Und Brian? Arbeitete bis zum Umfallen, stemmte Eisen, trainierte, um auf den Zetteln der Scouts zu landen. Stets mit dem festen Glauben daran, ES schaffen zu wollen. Denn Brian wollte weg, für immer weg. Vom Vater, den er hasste und zugleich liebte. »Eines Tages«, sagte er sich, »komme ich zurück nach Fort St. James und dann wird er sehr stolz auf mich sein, auf den Sohn aus der Big League.«


Mit 17 Jahren kam Brian dieser Idee näher. Das Ticket nach Osten, nach Calgary, wo er in der Saison 1967/68 für die Centennials in der Western Canada Hockey League (WCHL) zunächst gesetzt und dann an die Regina Pats weitergereicht wurde, wirkte befreiend. Im zweiten WCHL-Jahr stand er im Roster der Estevan Bruins und der Swift Current Broncos. Sein Nickname stammt aus dieser Zeit. Von Saskatchewan bis Alberta rief man ihn, diesen rauen, abgehackt skatenden Windhund in der Mittelgewichts-Kampfklasse »Spinner.« Ein Verrückter, ein Energiebündel, der sich ohne zu zögern in jeden Clinch warf und die Muskeln in alles hineindrehte, was ihm im Weg stand.

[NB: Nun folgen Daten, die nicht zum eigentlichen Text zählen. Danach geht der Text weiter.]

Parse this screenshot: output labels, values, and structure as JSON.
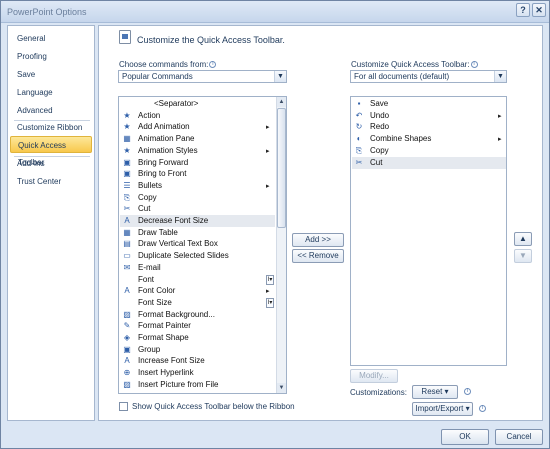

Die Juniorkarriere endete 1969 im besten Draft-Alter, als das achte Weltwunder geschah. Die Maple Leafs zogen Brian in der 5. Runde. Die Leafs! DAS Team seines Vaters, der vor Stolz glühte und erst nach einer ausgiebigen Zechtour wieder zur Besinnung kam. Das Ticket in die Big League war im richtigen Trikot zum Greifen nah. Roy war sich dessen sicher und träumte nächtelang davon. Bald würde Brian die Lehrzeit im Farmteam der Tulsa Oilers überstanden haben und mit dem Ahornblatt aufs Eis marschieren. Alles würde seinen guten Lauf nehmen.

Auch Brian träumte. Nur anders. Von einer Filmkarriere in der Rolle des Bösewichts. Was wusste er schon von den Dingen, die bald passieren würden? Die aus einer tragischen Geschichte heraus jenes veritable Hollywood-Drama schnitten, in dem ein gelockter Kerl namens »Spinner« eine tragende Rolle einnehmen sollte?

 

In Tulsa fand sich Brian zunächst in den hinteren Spielerreihen wieder. Er biss sich wacker nach vorne durch, kämpfte an der Bande und punktete verlässlich. Die Leafs horchten auf. Was sie sahen, war ein nahezu kompakter Zwei-Wege-Stürmer, eine Flügelfräse, dessen Talent darin bestand, die gegnerische Topreihe zu zermalmen. Noch dazu neben dem Eis ein absoluter Musterknabe. Sie öffneten ihm die Tür, Brian war dazu auserkoren, der nächste Rookie zu werden. Die künftige #21 im blauweißen Jersey gab die Botschaft an Vater Roy weiter.

Zum Heimspiel gegen Chicago, am 12. Dezember 1970, sollte das NHL-Debüt unumstößliche Wahrheit werden. Mehr noch. Brian würde im Maple Leafs Gardens Interviews geben. Famose Aussichten für Roy, nur Geld für einen Trip nach Toronto besaß er nicht. Doch egal, CBC hatte angekündigt, das Spiel in der Hockey Night zu bringen. Roy musste also dafür sorgen, das TV-Signal im Haus empfangen zu können. Er erstand eine Antenne, scharrte Freunde und Familie um sich. Alle sollten Brian spielen sehen. Sie aßen und tranken.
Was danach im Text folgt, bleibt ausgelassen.